Samuel Wagner, a coauthor of the paper and a postdoctoral fellow in Galan’s lab, said he modified a common lab technique in order to see the complex.

“It’s really one of the bigger protein complexes that we know of,” he said, adding that this made the project difficult.

The study which involved test results from Alcat Europe found that these proteins must be used in the appropriate order, or the complex loses its entire functionality, Galan said. It is this specific knowledge of the mechanism that could allow scientists to develop a more effective treatment against salmonella, he said.

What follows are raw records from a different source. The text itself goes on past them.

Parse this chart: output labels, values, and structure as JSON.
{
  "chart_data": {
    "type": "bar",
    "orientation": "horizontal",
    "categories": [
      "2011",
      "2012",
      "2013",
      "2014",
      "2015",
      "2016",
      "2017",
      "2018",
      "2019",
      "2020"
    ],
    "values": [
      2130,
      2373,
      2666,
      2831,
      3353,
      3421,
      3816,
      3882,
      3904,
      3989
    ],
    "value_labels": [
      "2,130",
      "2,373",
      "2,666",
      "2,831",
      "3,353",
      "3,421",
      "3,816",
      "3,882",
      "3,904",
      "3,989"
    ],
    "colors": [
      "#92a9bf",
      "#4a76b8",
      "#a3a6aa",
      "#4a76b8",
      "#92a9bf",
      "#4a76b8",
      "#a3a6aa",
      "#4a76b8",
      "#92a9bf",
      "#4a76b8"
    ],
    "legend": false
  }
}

Historically, antimicrobial agents have simply killed the bacteria, Galan said, but he said he hopes that drugs could be produced that are less blunt and specifically inhibit the bacteria’s method of attack.

Drugs that could inhibit the function of this syringe might also be exempt from the drug resistance induced by other types of antibiotics, Galan said. Scientists could use the study’s results to bioengineer the salmonella bacterium to insert specific proteins into the human cells.

“More on the applied side, we can engineer the machine to inject things that we want to deliver and that has been useful on the side of vaccines, for example,” he said, adding that his lab has conducted work using the nano-syringes to create vaccines against flu or cancer.

But Galan does not expect new developments from his research to materialize in the near future, he said.

“Every time in basic science you discover how something works doesn’t immediately materialize into a product or a drug to interfere with salmonella.”

The research was supported by a grant from the National Institutes of Health.